Monge Han: Quando lancei independente, foram os trabalhos que mais me fizeram ficar conhecido, porque eu não tinha uma base muito grande. Quando eu estava fazendo quase não publiquei, foi um trabalho de pulo de fé, e eu [pensei] quero falar sobre isso porque foi o que eu vivi. Escrevendo as páginas eu ficava muito em dúvida, mas teve um retorno muito bom, boa parte das pessoas que me seguem vieram por conta desse trabalho. Mas também tem muita gente que está comprando o livro que nunca leu, então vai ser muito interessante acompanhar [o retorno que virá depois].

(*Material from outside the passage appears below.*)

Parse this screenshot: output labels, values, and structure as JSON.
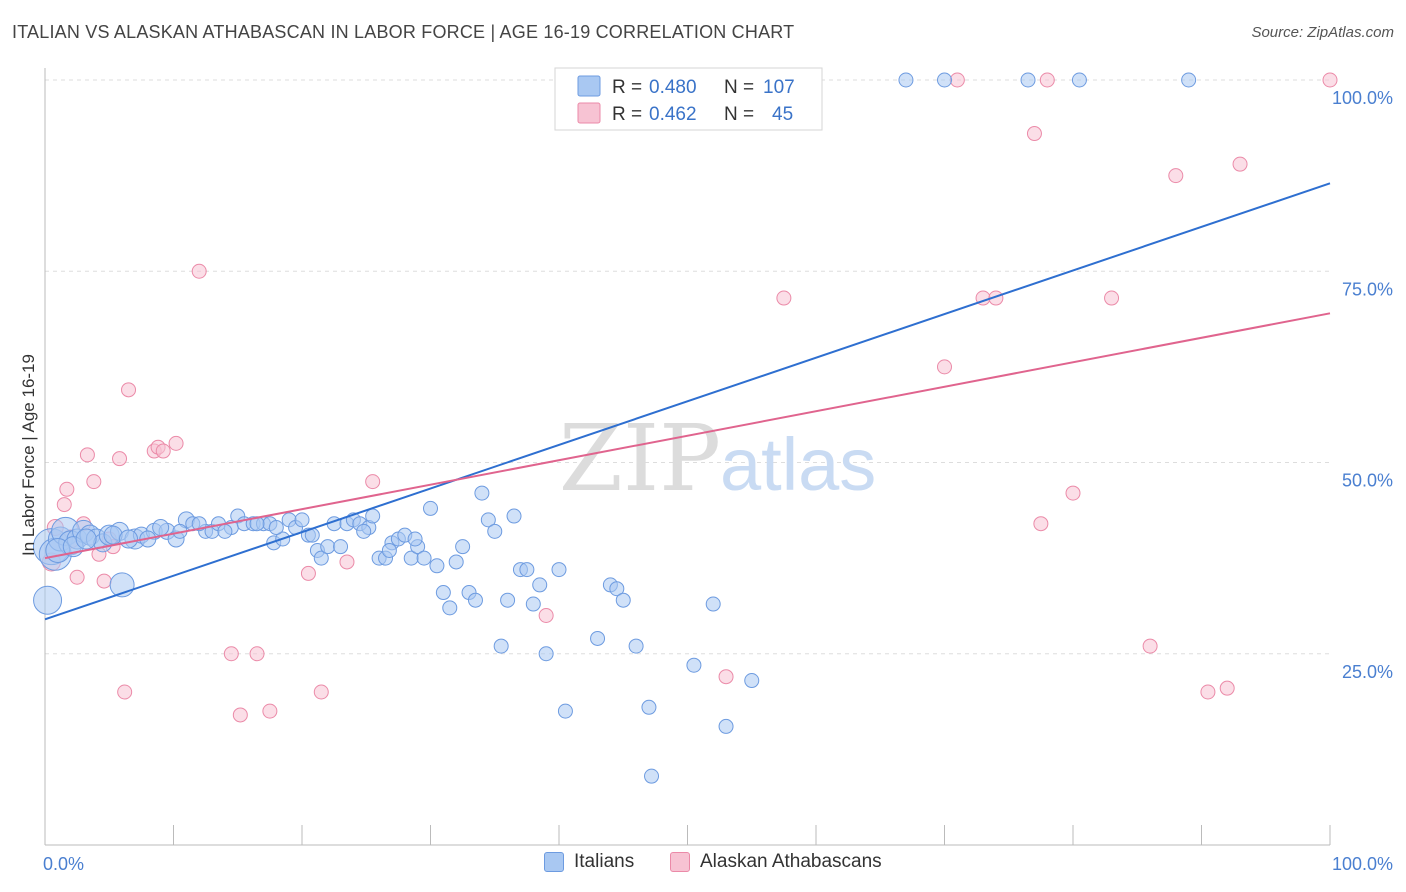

KoreaIN: As pessoas conversaram com você dizendo que se identificaram com as situações abordadas ali?
Monge Han: Bastante! O “Criança Amarela” foi publicado quando a Hallyu tava muito recente aqui no Brasil, então a maior parte das pessoas que leram eram crianças que, como eu, viveram a infância nos anos 1990, então não tinham referência nem encontravam termos para falar o que elas eram. Por exemplo, eu não sabia dizer se eu era amarelo, se era racializado, branco ou não, era confuso porque minha pele era clara. Quando eu falei sobre isso no quadrinho, por causa de criadores norte-americanos que falavam sobre o tema, já que lá a discussão sobre isso dentro da comunidade asiática é muito mais avançada. Aí eu comecei a pensar e refletir e lembrar muita coisa da minha vida. Realmente eu percebi que eu sou uma pessoa amarela e quando eu postei muita gente começou [a] falar que também tinha passado por isso, [afirmando] eu também sou uma pessoa racializada, inclusive a minha mãe, porque ela não tinha essas ferramentas para pensar sobre a própria identidade racial.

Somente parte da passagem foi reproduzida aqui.